Theresa’s Green Point home is in many (but not all) ways an extension of her restaurant, where she spends seemingly most of her life, starting work at 8am and finishing often in the early hours of the morning. Sundays are her sole days to herself and she wouldn’t really want them spent anywhere but at her renovated Victorian terrace, reclining on a day bed layered in antique linen out on the sunny front veranda, or relaxing in a repurposed iron bathtub set in the middle of the prettiest bathroom ever, perhaps catching up on some reading. Books are an obsession and, as with The Duchess, they take pride of place here.
Theresa’s move to Cape Town from Johannesburg, where she had run a succession of popular restaurants, happened ‘by way of a detour into country life,’ she says. She spent two years ‘making jam’ at her late father’s cattle and apple farm near Elgin. With ambitions to turn the farmhouse into a boutique hotel and spa, she called in well-known designer Craig Kaplan with a view to ‘doing it up’, and a friendship was forged.
Circumstances, however, brought her to Cape Town. ‘It was quite a big thing,’ says Theresa, ‘I bought a house and started a restaurant in a new city at the same time.’ This time Craig was able to help her with both. ‘We did the Duchess on the smell of an oily rag,’ she says. ‘Everything in it belongs either to Craig or to me, taken from home.’
She had found her perfect house with relative ease – it had, fortuitously, belonged to her real estate agent and Theresa had fallen ‘instantly in love with it’. ‘I wanted a house that wasn’t pretentious or ostentatious… that wasn’t modern or smart,’ she says. This one fitted the bill. Although it had the requisite wooden floors and high ceilings, there was still much work to be done on it. ‘Upstairs was a rabbit warren of minute rooms,’ she says.
Walls were knocked down to create ‘one big room’ – a generous space comprising a kitchen and dining area, leading into an airy lounge that opens onto a balcony spanning the width of the house. ‘The house must have been subdivided in the 1950s,’ says Theresa, explaining the strange position of a staircase, now blocked off after
a new one was installed to connect the upper and lower levels.
The house has been beautifully finished, from the elegant cornices to the neat, recessed bookshelves, although its owner was adamant about keeping a patchy stretch of the wooden floors in the dining area as is, an effect that adds to the patina of the revitalised old home, along with its original fireplaces and ceiling roses.
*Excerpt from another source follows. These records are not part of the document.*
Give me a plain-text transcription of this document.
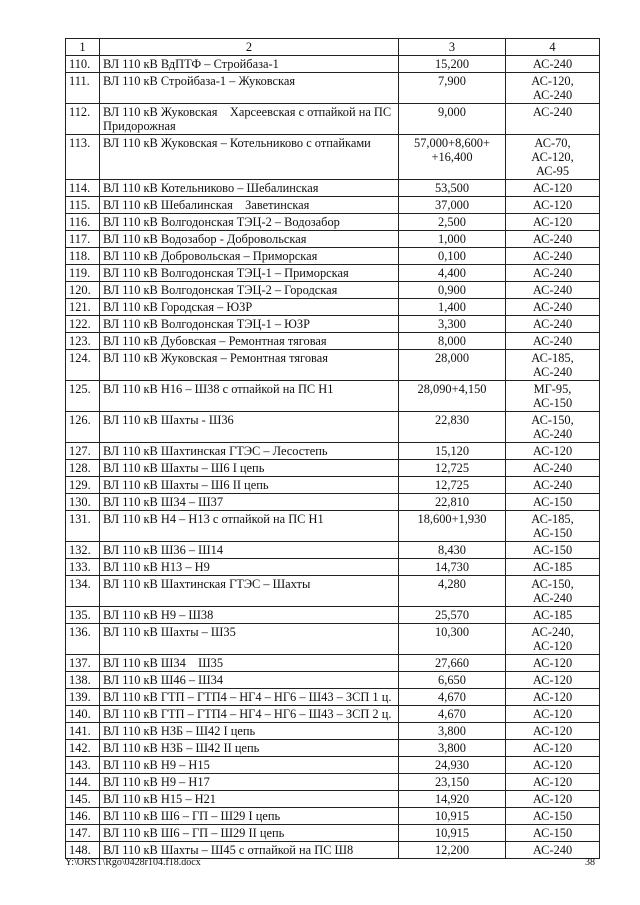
1	2	3	4
110.	ВЛ 110 кВ ВдПТФ – Стройбаза-1	15,200	АС-240
111.	ВЛ 110 кВ Стройбаза-1 – Жуковская	7,900	АС-120,
АС-240
112.	ВЛ 110 кВ Жуковская    Харсеевская с отпайкой на ПС Придорожная	9,000	АС-240
113.	ВЛ 110 кВ Жуковская – Котельниково с отпайками	57,000+8,600+
+16,400	АС-70,
АС-120,
АС-95
114.	ВЛ 110 кВ Котельниково – Шебалинская	53,500	АС-120
115.	ВЛ 110 кВ Шебалинская    Заветинская	37,000	АС-120
116.	ВЛ 110 кВ Волгодонская ТЭЦ-2 – Водозабор	2,500	АС-120
117.	ВЛ 110 кВ Водозабор - Добровольская	1,000	АС-240
118.	ВЛ 110 кВ Добровольская – Приморская	0,100	АС-240
119.	ВЛ 110 кВ Волгодонская ТЭЦ-1 – Приморская	4,400	АС-240
120.	ВЛ 110 кВ Волгодонская ТЭЦ-2 – Городская	0,900	АС-240
121.	ВЛ 110 кВ Городская – ЮЗР	1,400	АС-240
122.	ВЛ 110 кВ Волгодонская ТЭЦ-1 – ЮЗР	3,300	АС-240
123.	ВЛ 110 кВ Дубовская – Ремонтная тяговая	8,000	АС-240
124.	ВЛ 110 кВ Жуковская – Ремонтная тяговая	28,000	АС-185,
АС-240
125.	ВЛ 110 кВ Н16 – Ш38 с отпайкой на ПС Н1	28,090+4,150	МГ-95,
АС-150
126.	ВЛ 110 кВ Шахты - Ш36	22,830	АС-150,
АС-240
127.	ВЛ 110 кВ Шахтинская ГТЭС – Лесостепь	15,120	АС-120
128.	ВЛ 110 кВ Шахты – Ш6 I цепь	12,725	АС-240
129.	ВЛ 110 кВ Шахты – Ш6 II цепь	12,725	АС-240
130.	ВЛ 110 кВ Ш34 – Ш37	22,810	АС-150
131.	ВЛ 110 кВ Н4 – Н13 с отпайкой на ПС Н1	18,600+1,930	АС-185,
АС-150
132.	ВЛ 110 кВ Ш36 – Ш14	8,430	АС-150
133.	ВЛ 110 кВ Н13 – Н9	14,730	АС-185
134.	ВЛ 110 кВ Шахтинская ГТЭС – Шахты	4,280	АС-150,
АС-240
135.	ВЛ 110 кВ Н9 – Ш38	25,570	АС-185
136.	ВЛ 110 кВ Шахты – Ш35	10,300	АС-240,
АС-120
137.	ВЛ 110 кВ Ш34    Ш35	27,660	АС-120
138.	ВЛ 110 кВ Ш46 – Ш34	6,650	АС-120
139.	ВЛ 110 кВ ГТП – ГТП4 – НГ4 – НГ6 – Ш43 – ЗСП 1 ц.	4,670	АС-120
140.	ВЛ 110 кВ ГТП – ГТП4 – НГ4 – НГ6 – Ш43 – ЗСП 2 ц.	4,670	АС-120
141.	ВЛ 110 кВ НЗБ – Ш42 I цепь	3,800	АС-120
142.	ВЛ 110 кВ НЗБ – Ш42 II цепь	3,800	АС-120
143.	ВЛ 110 кВ Н9 – Н15	24,930	АС-120
144.	ВЛ 110 кВ Н9 – Н17	23,150	АС-120
145.	ВЛ 110 кВ Н15 – Н21	14,920	АС-120
146.	ВЛ 110 кВ Ш6 – ГП – Ш29 I цепь	10,915	АС-150
147.	ВЛ 110 кВ Ш6 – ГП – Ш29 II цепь	10,915	АС-150
148.	ВЛ 110 кВ Шахты – Ш45 с отпайкой на ПС Ш8	12,200	АС-240
Y:\ORST\Rgo\0428r104.f18.docx	38
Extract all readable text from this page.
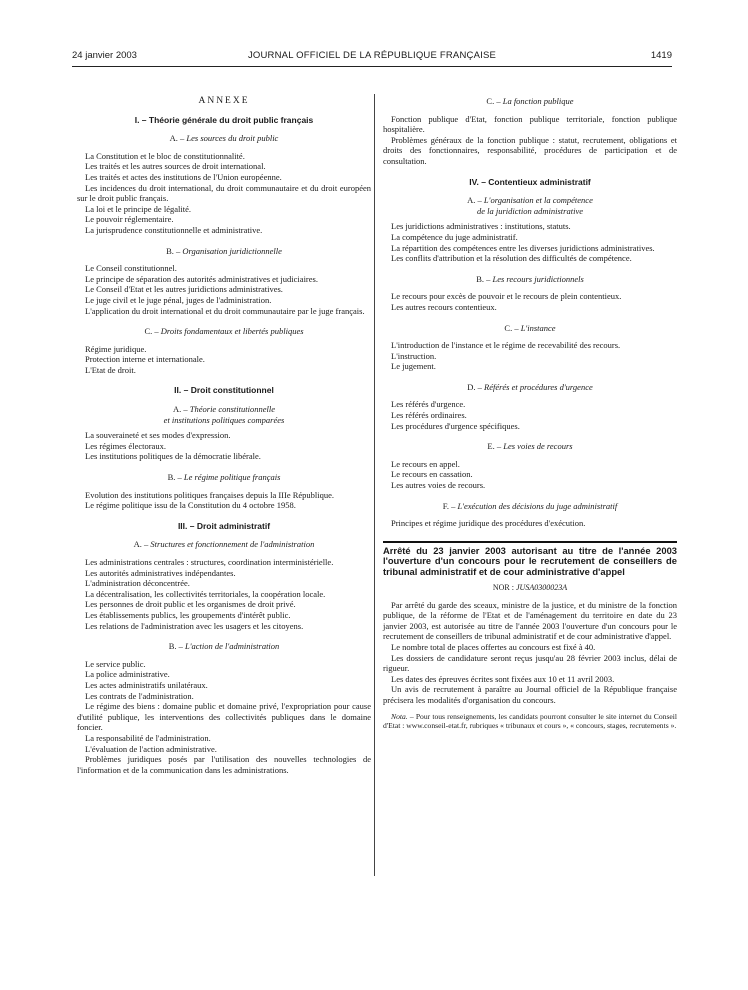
24 janvier 2003	JOURNAL OFFICIEL DE LA RÉPUBLIQUE FRANÇAISE	1419
ANNEXE
I. – Théorie générale du droit public français
A. – Les sources du droit public

La Constitution et le bloc de constitutionnalité.

Les traités et les autres sources de droit international.

Les traités et actes des institutions de l'Union européenne.

Les incidences du droit international, du droit communautaire et du droit européen sur le droit public français.

La loi et le principe de légalité.

Le pouvoir réglementaire.

La jurisprudence constitutionnelle et administrative.

B. – Organisation juridictionnelle

Le Conseil constitutionnel.

Le principe de séparation des autorités administratives et judiciaires.

Le Conseil d'Etat et les autres juridictions administratives.

Le juge civil et le juge pénal, juges de l'administration.

L'application du droit international et du droit communautaire par le juge français.

C. – Droits fondamentaux et libertés publiques

Régime juridique.

Protection interne et internationale.

L'Etat de droit.

II. – Droit constitutionnel
A. – Théorie constitutionnelle
et institutions politiques comparées

La souveraineté et ses modes d'expression.

Les régimes électoraux.

Les institutions politiques de la démocratie libérale.

B. – Le régime politique français

Evolution des institutions politiques françaises depuis la IIIe République.

Le régime politique issu de la Constitution du 4 octobre 1958.

III. – Droit administratif
A. – Structures et fonctionnement de l'administration

Les administrations centrales : structures, coordination interministérielle.

Les autorités administratives indépendantes.

L'administration déconcentrée.

La décentralisation, les collectivités territoriales, la coopération locale.

Les personnes de droit public et les organismes de droit privé.

Les établissements publics, les groupements d'intérêt public.

Les relations de l'administration avec les usagers et les citoyens.

B. – L'action de l'administration

Le service public.

La police administrative.

Les actes administratifs unilatéraux.

Les contrats de l'administration.

Le régime des biens : domaine public et domaine privé, l'expropriation pour cause d'utilité publique, les interventions des collectivités publiques dans le domaine foncier.

La responsabilité de l'administration.

L'évaluation de l'action administrative.

Problèmes juridiques posés par l'utilisation des nouvelles technologies de l'information et de la communication dans les administrations.

C. – La fonction publique

Fonction publique d'Etat, fonction publique territoriale, fonction publique hospitalière.

Problèmes généraux de la fonction publique : statut, recrutement, obligations et droits des fonctionnaires, responsabilité, procédures de participation et de consultation.

IV. – Contentieux administratif
A. – L'organisation et la compétence
de la juridiction administrative

Les juridictions administratives : institutions, statuts.

La compétence du juge administratif.

La répartition des compétences entre les diverses juridictions administratives.

Les conflits d'attribution et la résolution des difficultés de compétence.

B. – Les recours juridictionnels

Le recours pour excès de pouvoir et le recours de plein contentieux.

Les autres recours contentieux.

C. – L'instance

L'introduction de l'instance et le régime de recevabilité des recours.

L'instruction.

Le jugement.

D. – Référés et procédures d'urgence

Les référés d'urgence.

Les référés ordinaires.

Les procédures d'urgence spécifiques.

E. – Les voies de recours

Le recours en appel.

Le recours en cassation.

Les autres voies de recours.

F. – L'exécution des décisions du juge administratif

Principes et régime juridique des procédures d'exécution.

Arrêté du 23 janvier 2003 autorisant au titre de l'année 2003 l'ouverture d'un concours pour le recrutement de conseillers de tribunal administratif et de cour administrative d'appel
NOR : JUSA0300023A

Par arrêté du garde des sceaux, ministre de la justice, et du ministre de la fonction publique, de la réforme de l'Etat et de l'aménagement du territoire en date du 23 janvier 2003, est autorisée au titre de l'année 2003 l'ouverture d'un concours pour le recrutement de conseillers de tribunal administratif et de cour administrative d'appel.

Le nombre total de places offertes au concours est fixé à 40.

Les dossiers de candidature seront reçus jusqu'au 28 février 2003 inclus, délai de rigueur.

Les dates des épreuves écrites sont fixées aux 10 et 11 avril 2003.

Un avis de recrutement à paraître au Journal officiel de la République française précisera les modalités d'organisation du concours.

Nota. – Pour tous renseignements, les candidats pourront consulter le site internet du Conseil d'Etat : www.conseil-etat.fr, rubriques « tribunaux et cours », « concours, stages, recrutements ».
A soft, neutral palette ranging from milky whites and double-thick creams to, in her sleeping and bathing quarters, the palest pinks and baby blues, makes for a calming backdrop for inherited furniture and the odd quirky find. Theresa’s home is all about comfort and ambience, and reveals the sort of unstudied style that is not easily emulated. It is in every way fit for a duchess. The Duchess of Wisbeach.